In its judgment of 21 January 2016, the Court of Justice of the European Union answered a request for a preliminary ruling submitted by a Lithuanian court concerning proceedings between Eturas, administrator of the computer software E-TURAS, a common online travel booking system allowing travel agencies with an operating licence to offer travel bookings for sale on their websites, as well as several travel agencies, and the Competition Council of Lithuania. Indeed, in 2009, the administrator of the E-TURAS software sent a notification message to several travel agencies informing them that the discounts on products sold through that system would henceforth be capped. Following the dissemination of that message, the technical modifications necessary to implement that measure were carried out on the system in question.
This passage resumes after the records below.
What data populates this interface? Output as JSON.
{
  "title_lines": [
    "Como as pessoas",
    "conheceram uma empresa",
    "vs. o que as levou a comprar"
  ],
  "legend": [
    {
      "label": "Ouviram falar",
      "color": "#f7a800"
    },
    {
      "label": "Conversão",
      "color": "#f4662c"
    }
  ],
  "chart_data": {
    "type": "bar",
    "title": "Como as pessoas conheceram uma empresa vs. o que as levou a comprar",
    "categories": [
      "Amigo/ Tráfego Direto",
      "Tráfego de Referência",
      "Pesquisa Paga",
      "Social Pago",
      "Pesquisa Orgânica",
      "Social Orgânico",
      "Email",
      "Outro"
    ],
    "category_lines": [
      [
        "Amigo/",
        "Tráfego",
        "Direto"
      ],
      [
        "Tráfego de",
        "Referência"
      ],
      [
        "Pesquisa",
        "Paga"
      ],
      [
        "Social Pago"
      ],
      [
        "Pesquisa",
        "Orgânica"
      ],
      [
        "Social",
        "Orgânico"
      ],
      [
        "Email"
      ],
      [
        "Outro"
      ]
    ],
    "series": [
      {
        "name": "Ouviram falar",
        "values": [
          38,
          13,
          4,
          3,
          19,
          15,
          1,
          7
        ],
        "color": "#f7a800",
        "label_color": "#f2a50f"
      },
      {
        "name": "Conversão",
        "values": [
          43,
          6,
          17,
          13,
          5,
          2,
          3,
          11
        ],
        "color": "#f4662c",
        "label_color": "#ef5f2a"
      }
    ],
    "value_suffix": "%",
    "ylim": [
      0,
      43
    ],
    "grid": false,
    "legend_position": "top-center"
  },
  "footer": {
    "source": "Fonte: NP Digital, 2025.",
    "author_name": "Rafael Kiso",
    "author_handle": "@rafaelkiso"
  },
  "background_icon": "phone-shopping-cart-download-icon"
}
The issue was to determine whether the dispatch of such message may constitute sufficient evidence to establish that the operators which used the system were aware, or ought to have been aware, of the content of that message and whether, in the absence of any opposition on their part to such a practice, it may be considered that they had participated in a concerted practice contrary to Article 101 TFEU.
Firstly, the Court recalled that pursuant to Article 2 of Regulation 1/2003, in any national proceedings for the application of Article 101 TFEU, the burden of proving an infringement of Article 101(1) TFEU lies with the party or the authority alleging the infringement in accordance with the domestic principles governing the assessment of evidence and the standard of proof.
Secondly, the Court held that the presumption of innocence principle precludes domestic courts from inferring from the mere dispatch of the message at issue that the travel agencies ought to have been aware of the content of that message, in the absence of any other objective and consistent indicia.
Thirdly, the Court found that the travel agencies could fall outside the presumption of participation in the concerted practice if they had publicly distanced themselves from the practice, if they reported it to the relevant administrative bodies, or if they brought other proof such as a clear and express objection sent to the system administrator or the systematic grant of additional refunds to the clients.
The Court concluded that if it cannot be established that a travel agency was aware of the message, its participation in a concerted practice cannot be inferred from the mere existence of a technical restriction implemented in the system at issue, unless it is established on the basis of other objective and consistent indicia that it tacitly assented to an anticompetitive action.